Bahlil juga akan melakukan penanganan khusus terhadap warga penduduk asli yang sebelumnya punya usaha di wilayah ini.
“Warga penduduk asli yang dulu punya usaha izinnya dicabut, nantinya akan mendapat penanganan khusus,” tegas Bahlil.
“Kami dari pemerintah pusat bersama BP Batam akan terus melakukan komunikasi secara terus menerus untuk menyelesaikan rencana relokasi warga di 16 titik kampung tua yang ada di pulau ini,” ia menambahkan.
Sementara itu Komisioner Mediasi Komisi Nasional Hak Asasi Manusia (Komnas HAM), Prabianto Mukti Wibowo mengingatkan pemerintah dalam hal ini melalui BP Batam, sebaiknya rencana penggusuran untuk mengosonkan 16 titik kampung tua di Pulau Rempang ini hendaknya dipertimbangkan kembali.
“Perjanjian antara Badan Pengusahaan (BP) Batam dengan pihak investor yang meminta sebelum tanggal 28 September 2023 harus dikosongkan, maka sebaiknya hal ini dipertimbangkan kembali,” ujarnya.
Prabianto mendengar kalau pihak investor memaksa untuk segera dilakukan pengosongan di lahan Pulau Rempang. “Karena investor menginginkan BP Batam segera menerbitkan Hak Pengelolaan Lahan (HPL) dalam waktu dekat ini [sebelum 28 Sepetember 2023],” ungkap dia.
“Saya sudah meminta kepada BP Batam, Pemkot Batam, dan Pemprov Kepulauan Riau, termasuk Polda Kepri agar tidak menggusur warga penduduk asli di Pulau Rempang ini demi untuk pembangunan kawasan industri Rempang Eco City,” tegas Komisioner Mediasi Komnas HAM ini.

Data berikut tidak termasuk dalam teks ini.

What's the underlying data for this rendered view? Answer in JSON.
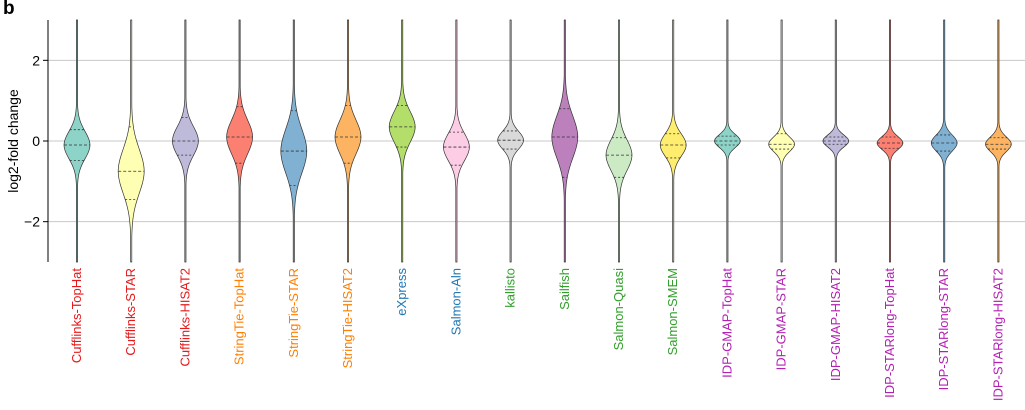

Saat kepala BP Batam Muhammad Rudi ditegur pihak Komnas HAM, ia mengaku bahwa dirinya tidak bisa mengambil keputusan sendiri. Mengingat proyek kawasan industri Rempang Eco City ini milik pemerintah pusat.
“BP Batam tidak bisa mengambil keputusan sendiri. Kami tidak bisa apa-apa. Karena kawasan perdagangan bebas dan Pelabuhan bebas di Batam ini merupakan kewenangan pemerintah pusat,” ungkap Rudi.
Meski Rudi mengaku kewenangan pengelolaan di Pulau Rempang, Batam, ada di tangan pemerintah pusat. Namun pihak Komisioner Mediasi Komnas HAM mendesak BP Batam agar tidak menerbitkan HPL.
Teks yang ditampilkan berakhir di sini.